A pagare le conseguenze di questa situazione sono i pazienti. In migliaia non hanno più un medico di base, non riescono a rivolgersi alla guardia medica, non vengono assistiti oppure sono costretti a pagare per servizi privati. Il direttore del pronto soccorso dell’ospedale Papa Giovanni di Bergamo, Roberto Cosentini, ha raccontato a L’Eco di Bergamo che accade frequentemente di accogliere pazienti con disturbi all’apparenza generici che si rivelano tumori in stato avanzato scoperti al pronto soccorso: «È un segnale molto grave di ritardate diagnosi causate da un primo contatto medico difficile o che non c’è stato».
Negli ultimi giorni c’è stato un riavvicinamento tra i sindacati e l’azienda sanitaria di Bergamo, che ha detto di aver trovato altri 65 medici disponibili a coprire i turni.
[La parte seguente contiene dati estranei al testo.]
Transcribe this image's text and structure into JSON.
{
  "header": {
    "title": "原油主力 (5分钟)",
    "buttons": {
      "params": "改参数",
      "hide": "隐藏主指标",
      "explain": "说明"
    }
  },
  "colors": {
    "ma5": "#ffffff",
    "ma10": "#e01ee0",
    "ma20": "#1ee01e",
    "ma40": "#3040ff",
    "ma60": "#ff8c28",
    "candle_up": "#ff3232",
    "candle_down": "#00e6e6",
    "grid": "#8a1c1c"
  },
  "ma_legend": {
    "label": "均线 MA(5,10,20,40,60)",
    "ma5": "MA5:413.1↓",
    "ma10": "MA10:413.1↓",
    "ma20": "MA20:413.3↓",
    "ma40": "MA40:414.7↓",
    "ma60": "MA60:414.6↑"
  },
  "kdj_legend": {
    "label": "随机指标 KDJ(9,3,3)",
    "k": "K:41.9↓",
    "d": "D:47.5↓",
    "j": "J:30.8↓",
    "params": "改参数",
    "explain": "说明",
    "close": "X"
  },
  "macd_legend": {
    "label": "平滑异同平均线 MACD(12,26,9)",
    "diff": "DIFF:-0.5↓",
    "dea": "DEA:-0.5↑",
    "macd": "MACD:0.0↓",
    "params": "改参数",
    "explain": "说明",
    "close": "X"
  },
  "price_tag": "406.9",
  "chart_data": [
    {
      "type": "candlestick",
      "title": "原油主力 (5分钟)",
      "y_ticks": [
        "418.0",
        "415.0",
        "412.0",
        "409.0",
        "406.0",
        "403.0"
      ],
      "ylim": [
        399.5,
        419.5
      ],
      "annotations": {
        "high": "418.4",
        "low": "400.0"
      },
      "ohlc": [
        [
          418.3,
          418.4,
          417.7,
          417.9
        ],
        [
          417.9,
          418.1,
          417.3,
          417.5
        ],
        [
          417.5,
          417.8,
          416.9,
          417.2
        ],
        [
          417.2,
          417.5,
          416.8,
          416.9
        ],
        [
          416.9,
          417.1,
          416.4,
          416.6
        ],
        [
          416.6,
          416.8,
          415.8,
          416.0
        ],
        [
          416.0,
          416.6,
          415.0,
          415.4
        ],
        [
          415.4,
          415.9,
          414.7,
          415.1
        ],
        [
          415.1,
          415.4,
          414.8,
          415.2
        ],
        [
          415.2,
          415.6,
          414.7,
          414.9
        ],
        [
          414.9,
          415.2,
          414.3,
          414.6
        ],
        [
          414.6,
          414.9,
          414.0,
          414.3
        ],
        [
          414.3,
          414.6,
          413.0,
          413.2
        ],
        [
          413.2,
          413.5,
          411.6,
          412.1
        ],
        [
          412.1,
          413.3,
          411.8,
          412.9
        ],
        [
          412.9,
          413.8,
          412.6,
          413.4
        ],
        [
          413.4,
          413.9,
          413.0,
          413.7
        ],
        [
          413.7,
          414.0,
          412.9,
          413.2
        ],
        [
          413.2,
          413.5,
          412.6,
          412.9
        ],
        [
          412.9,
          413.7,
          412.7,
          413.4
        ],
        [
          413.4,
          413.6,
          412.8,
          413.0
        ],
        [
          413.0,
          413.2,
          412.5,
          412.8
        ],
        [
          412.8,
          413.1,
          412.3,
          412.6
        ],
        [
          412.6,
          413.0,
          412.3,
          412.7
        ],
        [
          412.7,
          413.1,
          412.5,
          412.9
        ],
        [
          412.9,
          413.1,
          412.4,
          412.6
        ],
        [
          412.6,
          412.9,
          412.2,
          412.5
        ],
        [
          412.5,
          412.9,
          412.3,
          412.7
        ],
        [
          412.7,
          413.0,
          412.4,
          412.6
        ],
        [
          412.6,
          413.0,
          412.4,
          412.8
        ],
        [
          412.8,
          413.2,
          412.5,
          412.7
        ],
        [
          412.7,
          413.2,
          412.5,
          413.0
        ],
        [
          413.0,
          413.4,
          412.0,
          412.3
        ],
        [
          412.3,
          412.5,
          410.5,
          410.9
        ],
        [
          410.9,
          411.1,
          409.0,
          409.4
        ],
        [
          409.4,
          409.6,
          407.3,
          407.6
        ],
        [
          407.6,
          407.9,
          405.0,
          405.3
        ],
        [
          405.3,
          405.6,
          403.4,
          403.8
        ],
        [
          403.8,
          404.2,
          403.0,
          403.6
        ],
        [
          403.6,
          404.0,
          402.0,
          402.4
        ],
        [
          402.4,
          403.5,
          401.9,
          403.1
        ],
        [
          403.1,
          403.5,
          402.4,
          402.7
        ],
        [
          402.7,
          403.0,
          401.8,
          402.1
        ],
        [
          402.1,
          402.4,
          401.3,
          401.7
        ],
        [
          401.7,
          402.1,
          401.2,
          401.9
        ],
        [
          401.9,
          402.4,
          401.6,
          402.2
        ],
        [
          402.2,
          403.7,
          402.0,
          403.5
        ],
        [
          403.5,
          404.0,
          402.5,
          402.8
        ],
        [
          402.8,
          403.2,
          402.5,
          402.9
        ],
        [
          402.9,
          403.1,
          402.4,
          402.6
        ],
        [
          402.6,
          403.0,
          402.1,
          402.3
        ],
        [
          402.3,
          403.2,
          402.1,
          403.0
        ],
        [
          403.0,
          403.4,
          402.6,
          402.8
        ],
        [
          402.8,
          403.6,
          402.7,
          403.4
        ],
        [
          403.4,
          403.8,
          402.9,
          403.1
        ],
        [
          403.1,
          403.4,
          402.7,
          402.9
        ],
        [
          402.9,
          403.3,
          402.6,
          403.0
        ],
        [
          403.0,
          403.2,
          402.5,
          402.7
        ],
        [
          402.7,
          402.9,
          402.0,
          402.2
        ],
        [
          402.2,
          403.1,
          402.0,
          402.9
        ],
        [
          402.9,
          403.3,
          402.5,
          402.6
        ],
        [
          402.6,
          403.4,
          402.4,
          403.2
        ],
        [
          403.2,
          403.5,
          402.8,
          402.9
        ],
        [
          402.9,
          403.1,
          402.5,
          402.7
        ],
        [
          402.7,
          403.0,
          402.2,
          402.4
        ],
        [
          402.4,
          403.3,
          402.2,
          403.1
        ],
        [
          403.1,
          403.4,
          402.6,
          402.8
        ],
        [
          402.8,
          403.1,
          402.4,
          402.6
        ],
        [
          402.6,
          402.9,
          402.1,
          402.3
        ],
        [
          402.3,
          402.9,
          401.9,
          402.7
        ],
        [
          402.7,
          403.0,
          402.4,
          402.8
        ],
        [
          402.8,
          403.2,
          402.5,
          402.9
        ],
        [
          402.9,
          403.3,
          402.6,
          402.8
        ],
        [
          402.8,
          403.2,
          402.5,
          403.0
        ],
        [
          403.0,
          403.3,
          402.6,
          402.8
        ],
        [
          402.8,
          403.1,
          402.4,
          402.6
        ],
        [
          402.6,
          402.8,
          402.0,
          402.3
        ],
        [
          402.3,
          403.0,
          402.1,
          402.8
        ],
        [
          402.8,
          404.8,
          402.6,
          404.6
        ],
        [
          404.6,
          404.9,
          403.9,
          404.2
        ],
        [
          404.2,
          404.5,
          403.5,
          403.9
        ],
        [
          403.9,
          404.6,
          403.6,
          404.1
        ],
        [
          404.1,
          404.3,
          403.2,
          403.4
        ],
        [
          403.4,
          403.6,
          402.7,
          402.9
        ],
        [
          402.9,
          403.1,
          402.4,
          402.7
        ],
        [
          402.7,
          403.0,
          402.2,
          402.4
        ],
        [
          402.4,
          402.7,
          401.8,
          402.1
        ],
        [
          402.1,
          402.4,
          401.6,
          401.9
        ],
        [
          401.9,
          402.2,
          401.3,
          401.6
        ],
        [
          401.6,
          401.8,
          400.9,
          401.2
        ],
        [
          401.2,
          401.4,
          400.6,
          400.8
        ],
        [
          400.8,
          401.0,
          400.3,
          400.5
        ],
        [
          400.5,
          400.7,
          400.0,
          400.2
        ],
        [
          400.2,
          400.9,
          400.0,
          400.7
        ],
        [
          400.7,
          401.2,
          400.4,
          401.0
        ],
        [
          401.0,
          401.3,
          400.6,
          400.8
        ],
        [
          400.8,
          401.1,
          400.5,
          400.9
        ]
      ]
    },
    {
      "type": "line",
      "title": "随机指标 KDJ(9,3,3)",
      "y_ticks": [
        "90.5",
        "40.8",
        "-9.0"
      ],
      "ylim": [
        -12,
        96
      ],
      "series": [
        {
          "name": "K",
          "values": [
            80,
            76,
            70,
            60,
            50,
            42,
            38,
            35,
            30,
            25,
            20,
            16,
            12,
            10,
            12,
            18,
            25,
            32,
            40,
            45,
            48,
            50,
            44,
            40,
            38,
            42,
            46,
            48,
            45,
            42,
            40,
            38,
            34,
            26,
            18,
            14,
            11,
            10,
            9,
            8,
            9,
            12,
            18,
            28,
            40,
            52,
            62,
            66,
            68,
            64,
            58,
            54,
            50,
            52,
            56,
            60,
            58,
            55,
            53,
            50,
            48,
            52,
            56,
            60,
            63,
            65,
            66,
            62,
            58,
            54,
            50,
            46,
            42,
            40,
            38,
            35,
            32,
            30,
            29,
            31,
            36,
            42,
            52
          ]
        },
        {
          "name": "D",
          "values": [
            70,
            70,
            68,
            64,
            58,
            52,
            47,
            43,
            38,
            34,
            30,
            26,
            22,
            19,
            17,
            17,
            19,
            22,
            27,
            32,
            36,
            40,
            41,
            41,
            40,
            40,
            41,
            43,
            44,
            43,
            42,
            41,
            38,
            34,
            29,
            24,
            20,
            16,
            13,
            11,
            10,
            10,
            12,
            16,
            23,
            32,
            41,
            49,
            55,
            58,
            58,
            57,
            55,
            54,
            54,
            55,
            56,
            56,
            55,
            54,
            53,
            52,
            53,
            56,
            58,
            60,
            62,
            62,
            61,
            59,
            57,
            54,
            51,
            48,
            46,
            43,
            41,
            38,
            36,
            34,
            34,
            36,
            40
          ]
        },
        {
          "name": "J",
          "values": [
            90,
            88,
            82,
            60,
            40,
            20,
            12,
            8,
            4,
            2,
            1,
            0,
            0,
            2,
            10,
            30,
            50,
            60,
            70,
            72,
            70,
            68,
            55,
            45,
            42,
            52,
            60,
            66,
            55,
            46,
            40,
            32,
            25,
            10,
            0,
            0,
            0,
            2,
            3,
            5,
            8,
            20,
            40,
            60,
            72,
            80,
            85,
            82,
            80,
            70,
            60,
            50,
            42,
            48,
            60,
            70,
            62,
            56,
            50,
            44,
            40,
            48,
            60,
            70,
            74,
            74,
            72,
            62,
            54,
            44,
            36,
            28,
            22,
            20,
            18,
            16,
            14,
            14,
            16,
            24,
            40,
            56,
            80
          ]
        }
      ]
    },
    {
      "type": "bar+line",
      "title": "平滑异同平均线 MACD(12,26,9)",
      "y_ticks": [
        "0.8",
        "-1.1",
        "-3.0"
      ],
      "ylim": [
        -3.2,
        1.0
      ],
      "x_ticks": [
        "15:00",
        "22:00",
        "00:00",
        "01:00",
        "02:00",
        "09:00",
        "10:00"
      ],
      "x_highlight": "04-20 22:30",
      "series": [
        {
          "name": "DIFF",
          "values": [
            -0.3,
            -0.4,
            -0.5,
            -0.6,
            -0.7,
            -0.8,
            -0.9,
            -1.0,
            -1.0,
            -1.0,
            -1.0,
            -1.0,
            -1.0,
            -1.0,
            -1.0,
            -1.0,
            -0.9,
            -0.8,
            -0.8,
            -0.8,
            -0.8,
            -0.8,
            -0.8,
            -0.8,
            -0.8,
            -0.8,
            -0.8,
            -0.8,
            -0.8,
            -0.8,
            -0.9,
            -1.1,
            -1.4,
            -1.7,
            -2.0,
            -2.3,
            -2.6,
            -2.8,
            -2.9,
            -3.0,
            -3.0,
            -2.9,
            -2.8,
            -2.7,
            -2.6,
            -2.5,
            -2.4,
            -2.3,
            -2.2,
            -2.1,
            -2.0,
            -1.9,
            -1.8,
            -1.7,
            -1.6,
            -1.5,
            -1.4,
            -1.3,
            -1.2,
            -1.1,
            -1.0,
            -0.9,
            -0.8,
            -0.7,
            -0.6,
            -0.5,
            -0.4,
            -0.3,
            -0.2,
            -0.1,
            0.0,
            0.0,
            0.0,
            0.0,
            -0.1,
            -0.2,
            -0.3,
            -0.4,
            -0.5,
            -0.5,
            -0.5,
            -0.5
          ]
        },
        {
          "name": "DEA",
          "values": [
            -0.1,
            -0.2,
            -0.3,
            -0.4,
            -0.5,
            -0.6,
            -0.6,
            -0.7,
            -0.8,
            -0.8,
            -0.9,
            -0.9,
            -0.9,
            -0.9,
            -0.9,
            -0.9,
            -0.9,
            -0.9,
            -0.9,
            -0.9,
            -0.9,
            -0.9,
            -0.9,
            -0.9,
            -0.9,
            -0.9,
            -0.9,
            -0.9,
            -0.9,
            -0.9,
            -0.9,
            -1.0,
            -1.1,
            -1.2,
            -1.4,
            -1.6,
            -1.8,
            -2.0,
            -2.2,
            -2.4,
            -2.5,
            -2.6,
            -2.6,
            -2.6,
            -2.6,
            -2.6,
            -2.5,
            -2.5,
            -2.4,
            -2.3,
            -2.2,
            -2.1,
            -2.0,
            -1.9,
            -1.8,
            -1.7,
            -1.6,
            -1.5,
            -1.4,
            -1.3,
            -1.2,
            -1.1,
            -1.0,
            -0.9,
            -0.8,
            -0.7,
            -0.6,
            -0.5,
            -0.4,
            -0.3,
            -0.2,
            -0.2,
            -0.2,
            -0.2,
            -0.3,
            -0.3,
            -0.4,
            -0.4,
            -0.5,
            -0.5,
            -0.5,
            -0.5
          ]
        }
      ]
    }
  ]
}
Dopo il caos di inizio giugno l’ATS si è detta disponibile ad assecondare alcune delle richieste dei medici, per esempio la flessibilità dei contratti per lavorare anche solo 12 ore alla settimana e compensi più alti per la copertura di sedi dove c’è carenza di medici.
A Milano, invece, la trattativa è ancora in corso, ma finora sono state date poche informazioni ai sindacati. Uno dei problemi più rilevanti riguarda la responsabilità del servizio di continuità assistenziale: nonostante la proposta di riorganizzazione sia stata gestita da ATS Milano, dal 1° luglio la gestione delle guardie mediche dovrebbe essere presa in carico dalle aziende socio sanitarie territoriali, le ASST che gestiscono gli ospedali e i distretti sul territorio, comprese le nuove “case della comunità”. Non è chiaro, però, come cambierà la gestione e finora i medici non hanno avuto risposte alle tante domande fatte. Contattata, ATS Milano ha spiegato che darà informazioni e commenterà la proposta di riorganizzazione soltanto quando sarà definitiva.